Psilocybin and MDMA will remain Schedule 9 drugs, but one researcher says this won’t hinder trials – rather the reverse.
The TGA has rejected an application to down-schedule psilocybin and MDMA from Schedule 9 (prohibited substance) to Schedule 8 (controlled substance), affirming its interim decision.
The amendment to the Poisons Standard would have made both drugs available outside of clinical trials, for psychotherapeutic mental illness treatments under specialist supervision in a medically controlled setting.
Submissions in favour of the application noted that more addictive drugs, like methadone, ketamine and cannabis, are already in Schedule 8. But the interim decision to keep both drugs on Schedule 9 was supported by the Royal Australian and New Zealand College of Psychiatrists (RANZCP) and the AMA, which argued more and larger high-quality studies were needed to establish the safety and efficacy of using psilocybin and MDMA to treat mental illness.
The TGA agreed that more data was needed to justify rescheduling. While both drugs showed promise in “highly selected populations”, the benefit of these treatments was “very limited” with “only potential therapeutic value” shown in a clinical trial setting. In addition, it said the risk of the drugs getting out into the community by making them accessible in a clinical setting were too high and would potentially expose people to dangerous effects, not all of which are yet known.

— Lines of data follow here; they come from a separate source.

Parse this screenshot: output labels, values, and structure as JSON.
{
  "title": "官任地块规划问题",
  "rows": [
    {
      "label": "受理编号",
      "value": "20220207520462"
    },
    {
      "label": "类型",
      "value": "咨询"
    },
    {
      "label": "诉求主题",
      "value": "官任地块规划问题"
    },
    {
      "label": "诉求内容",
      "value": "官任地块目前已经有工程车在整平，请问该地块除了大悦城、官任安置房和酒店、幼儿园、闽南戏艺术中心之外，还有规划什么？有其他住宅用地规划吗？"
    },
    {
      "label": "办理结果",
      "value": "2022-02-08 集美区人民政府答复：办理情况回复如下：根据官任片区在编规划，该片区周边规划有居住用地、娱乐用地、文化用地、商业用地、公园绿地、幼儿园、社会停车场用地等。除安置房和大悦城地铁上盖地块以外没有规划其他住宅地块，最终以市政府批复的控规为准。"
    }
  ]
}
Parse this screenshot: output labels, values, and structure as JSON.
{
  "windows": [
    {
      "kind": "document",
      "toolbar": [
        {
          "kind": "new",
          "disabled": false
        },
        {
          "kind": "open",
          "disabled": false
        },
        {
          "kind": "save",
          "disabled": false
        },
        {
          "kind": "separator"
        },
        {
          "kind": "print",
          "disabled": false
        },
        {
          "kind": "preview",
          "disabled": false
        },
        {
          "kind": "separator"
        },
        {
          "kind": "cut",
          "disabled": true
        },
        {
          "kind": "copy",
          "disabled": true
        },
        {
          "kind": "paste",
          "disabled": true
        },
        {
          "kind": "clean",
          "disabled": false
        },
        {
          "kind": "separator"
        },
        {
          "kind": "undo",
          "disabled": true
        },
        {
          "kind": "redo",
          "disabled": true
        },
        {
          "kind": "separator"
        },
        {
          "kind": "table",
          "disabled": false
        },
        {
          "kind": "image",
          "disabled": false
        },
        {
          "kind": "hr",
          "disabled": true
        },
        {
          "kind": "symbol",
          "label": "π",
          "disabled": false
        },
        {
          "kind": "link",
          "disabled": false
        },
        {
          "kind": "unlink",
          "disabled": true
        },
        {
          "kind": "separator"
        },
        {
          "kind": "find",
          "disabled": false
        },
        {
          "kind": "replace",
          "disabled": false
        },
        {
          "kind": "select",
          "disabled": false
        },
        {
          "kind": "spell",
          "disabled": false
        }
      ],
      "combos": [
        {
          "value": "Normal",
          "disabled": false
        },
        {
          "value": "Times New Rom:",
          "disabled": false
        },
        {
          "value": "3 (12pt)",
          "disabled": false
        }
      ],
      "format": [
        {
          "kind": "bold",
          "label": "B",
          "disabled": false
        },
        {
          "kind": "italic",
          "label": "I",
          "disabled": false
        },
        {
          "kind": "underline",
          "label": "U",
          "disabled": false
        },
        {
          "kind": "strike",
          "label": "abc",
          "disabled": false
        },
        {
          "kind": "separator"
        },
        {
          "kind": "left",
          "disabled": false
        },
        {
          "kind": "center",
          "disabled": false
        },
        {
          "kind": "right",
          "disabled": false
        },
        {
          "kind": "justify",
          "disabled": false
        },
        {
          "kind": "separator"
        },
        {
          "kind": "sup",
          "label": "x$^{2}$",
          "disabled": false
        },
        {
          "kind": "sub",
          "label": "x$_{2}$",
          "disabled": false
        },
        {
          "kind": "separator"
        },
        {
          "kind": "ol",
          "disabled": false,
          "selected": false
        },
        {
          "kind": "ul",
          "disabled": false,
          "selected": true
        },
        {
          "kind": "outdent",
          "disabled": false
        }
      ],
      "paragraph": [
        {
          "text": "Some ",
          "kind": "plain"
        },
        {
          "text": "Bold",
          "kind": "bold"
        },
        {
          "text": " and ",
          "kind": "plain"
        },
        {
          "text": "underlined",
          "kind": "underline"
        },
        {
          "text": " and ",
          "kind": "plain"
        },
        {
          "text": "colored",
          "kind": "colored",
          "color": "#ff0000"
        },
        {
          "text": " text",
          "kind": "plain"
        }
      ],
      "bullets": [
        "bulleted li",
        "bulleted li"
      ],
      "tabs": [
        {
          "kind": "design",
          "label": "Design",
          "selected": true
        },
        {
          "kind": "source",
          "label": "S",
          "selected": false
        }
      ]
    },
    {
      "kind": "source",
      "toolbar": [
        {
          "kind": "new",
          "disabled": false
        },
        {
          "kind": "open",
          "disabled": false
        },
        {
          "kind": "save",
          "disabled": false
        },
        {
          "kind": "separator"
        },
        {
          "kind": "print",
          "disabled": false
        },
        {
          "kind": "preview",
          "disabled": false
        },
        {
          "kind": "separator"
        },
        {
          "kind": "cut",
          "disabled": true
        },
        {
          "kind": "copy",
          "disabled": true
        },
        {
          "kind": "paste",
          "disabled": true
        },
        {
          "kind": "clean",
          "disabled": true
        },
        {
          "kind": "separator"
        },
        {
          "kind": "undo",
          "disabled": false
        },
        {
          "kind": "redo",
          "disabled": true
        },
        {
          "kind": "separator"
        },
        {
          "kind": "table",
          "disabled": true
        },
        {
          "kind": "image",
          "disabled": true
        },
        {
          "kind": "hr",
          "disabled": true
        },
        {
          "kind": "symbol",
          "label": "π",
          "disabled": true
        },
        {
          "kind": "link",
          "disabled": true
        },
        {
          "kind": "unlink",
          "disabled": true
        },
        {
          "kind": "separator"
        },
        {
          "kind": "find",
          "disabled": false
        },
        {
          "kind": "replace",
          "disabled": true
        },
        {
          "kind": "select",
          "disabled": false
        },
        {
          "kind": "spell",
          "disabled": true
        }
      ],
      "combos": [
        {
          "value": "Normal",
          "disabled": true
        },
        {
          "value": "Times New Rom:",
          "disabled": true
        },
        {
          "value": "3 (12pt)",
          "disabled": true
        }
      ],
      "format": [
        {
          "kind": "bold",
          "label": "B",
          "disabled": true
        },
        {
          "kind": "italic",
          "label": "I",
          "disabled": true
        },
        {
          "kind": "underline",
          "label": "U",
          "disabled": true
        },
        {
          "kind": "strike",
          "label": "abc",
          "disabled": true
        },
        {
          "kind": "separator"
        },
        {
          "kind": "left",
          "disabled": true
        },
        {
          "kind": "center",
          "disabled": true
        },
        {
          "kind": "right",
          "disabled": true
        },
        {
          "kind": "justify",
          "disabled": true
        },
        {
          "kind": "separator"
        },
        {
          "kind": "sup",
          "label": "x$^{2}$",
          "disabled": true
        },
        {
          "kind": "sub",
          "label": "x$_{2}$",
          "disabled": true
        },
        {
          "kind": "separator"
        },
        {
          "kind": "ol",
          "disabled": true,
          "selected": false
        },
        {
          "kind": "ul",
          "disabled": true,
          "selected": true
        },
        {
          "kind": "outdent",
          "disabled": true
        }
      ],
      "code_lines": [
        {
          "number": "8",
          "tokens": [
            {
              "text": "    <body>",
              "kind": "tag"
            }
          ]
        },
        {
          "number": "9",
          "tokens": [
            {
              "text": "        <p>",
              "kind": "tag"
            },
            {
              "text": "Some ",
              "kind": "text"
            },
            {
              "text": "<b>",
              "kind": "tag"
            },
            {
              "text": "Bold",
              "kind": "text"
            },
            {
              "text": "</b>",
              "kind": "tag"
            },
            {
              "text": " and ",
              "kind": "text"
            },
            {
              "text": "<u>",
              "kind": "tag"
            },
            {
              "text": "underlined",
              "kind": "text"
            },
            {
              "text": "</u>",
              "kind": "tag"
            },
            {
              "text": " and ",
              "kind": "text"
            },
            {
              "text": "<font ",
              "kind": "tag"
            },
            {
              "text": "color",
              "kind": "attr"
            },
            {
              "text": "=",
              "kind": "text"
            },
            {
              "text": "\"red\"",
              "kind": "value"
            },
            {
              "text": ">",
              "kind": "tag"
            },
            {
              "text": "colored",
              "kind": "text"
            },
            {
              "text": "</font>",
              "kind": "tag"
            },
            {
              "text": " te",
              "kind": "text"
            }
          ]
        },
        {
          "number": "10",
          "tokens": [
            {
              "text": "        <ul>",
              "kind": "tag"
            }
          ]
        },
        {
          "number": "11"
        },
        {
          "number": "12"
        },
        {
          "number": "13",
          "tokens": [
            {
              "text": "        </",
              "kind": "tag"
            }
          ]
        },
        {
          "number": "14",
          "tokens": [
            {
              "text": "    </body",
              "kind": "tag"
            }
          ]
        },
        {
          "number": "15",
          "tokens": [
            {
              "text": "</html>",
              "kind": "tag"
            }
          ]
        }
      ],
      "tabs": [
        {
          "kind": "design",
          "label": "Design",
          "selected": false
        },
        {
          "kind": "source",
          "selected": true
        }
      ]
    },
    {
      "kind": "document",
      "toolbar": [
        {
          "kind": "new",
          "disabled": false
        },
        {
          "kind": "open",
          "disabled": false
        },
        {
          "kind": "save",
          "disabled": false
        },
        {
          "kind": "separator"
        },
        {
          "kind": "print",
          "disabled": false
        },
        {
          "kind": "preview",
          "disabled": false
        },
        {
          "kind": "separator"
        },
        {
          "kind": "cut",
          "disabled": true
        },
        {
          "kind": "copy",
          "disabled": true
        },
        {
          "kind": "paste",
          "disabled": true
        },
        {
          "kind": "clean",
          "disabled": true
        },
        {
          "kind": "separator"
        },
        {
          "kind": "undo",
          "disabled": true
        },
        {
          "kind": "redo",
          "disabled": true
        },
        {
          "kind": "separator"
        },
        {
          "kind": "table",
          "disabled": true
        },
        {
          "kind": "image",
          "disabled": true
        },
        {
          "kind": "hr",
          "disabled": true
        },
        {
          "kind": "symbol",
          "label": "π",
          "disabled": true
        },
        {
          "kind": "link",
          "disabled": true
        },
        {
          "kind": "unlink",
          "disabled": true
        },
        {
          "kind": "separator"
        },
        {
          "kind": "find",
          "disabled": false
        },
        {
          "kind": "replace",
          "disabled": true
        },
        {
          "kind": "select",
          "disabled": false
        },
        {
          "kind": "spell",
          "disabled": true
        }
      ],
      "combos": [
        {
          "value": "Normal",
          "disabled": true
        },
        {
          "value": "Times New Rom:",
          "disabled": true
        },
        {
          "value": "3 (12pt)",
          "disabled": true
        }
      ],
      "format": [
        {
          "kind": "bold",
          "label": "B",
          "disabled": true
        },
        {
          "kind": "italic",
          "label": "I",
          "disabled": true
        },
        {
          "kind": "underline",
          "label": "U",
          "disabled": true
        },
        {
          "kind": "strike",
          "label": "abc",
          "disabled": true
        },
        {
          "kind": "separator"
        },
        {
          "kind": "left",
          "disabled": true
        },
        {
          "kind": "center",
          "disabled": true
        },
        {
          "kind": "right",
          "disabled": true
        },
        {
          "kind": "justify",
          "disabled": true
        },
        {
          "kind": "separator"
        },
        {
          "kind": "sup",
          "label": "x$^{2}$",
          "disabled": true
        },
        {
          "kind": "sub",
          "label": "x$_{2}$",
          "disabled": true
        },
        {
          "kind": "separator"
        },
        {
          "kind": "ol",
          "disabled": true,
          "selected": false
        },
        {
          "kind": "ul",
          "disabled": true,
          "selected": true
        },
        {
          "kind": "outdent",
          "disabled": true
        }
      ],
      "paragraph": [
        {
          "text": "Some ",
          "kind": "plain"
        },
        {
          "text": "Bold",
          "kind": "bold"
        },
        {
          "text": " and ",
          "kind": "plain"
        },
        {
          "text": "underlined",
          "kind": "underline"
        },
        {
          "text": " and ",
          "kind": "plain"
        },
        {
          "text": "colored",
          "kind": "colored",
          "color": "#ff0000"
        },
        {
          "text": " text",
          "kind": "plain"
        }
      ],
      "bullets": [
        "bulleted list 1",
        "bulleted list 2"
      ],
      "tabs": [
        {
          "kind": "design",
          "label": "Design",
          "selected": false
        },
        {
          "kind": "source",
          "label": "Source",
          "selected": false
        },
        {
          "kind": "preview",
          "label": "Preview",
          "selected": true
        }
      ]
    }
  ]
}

“The potential for poor clinical practice is significant and could prove to be a hurdle affecting public health,” the report said.
The TGA said its decision did not affect trials currently underway, and more evidence could lead to reconsideration down the track.
UNSW researcher and addiction specialist Dr Jonathan Brett is currently involved in clinical trials using psilocybin to treat methamphetamine addiction. He told The Medical Republic there were pros and cons to the TGA’s decision.
On the one hand, there’s the argument that people who need these treatments shouldn’t be denied them outside clinical trials, he pointed out.
“But if there’s a feeling that there isn’t sufficient evidence, the concern would be that down-scheduling would potentially be a barrier to [further research],” he said.
“If you could access treatment through the clinics, why would you be part of a trial, particularly a randomised controlled trial where you’ve got 50% chance of getting a placebo? What I’ve heard is there are concerns in the scientific community about that happening.”
Dr Brett said the decision affects the cost-effectiveness of some trials that involve giving treatment on a regular basis because participants would not be able to take the drug home, but he said it wouldn’t slow down research in general.
“Hopefully, once there is sufficient evidence and if the evidence is positive, then it will be down-scheduled,” he said.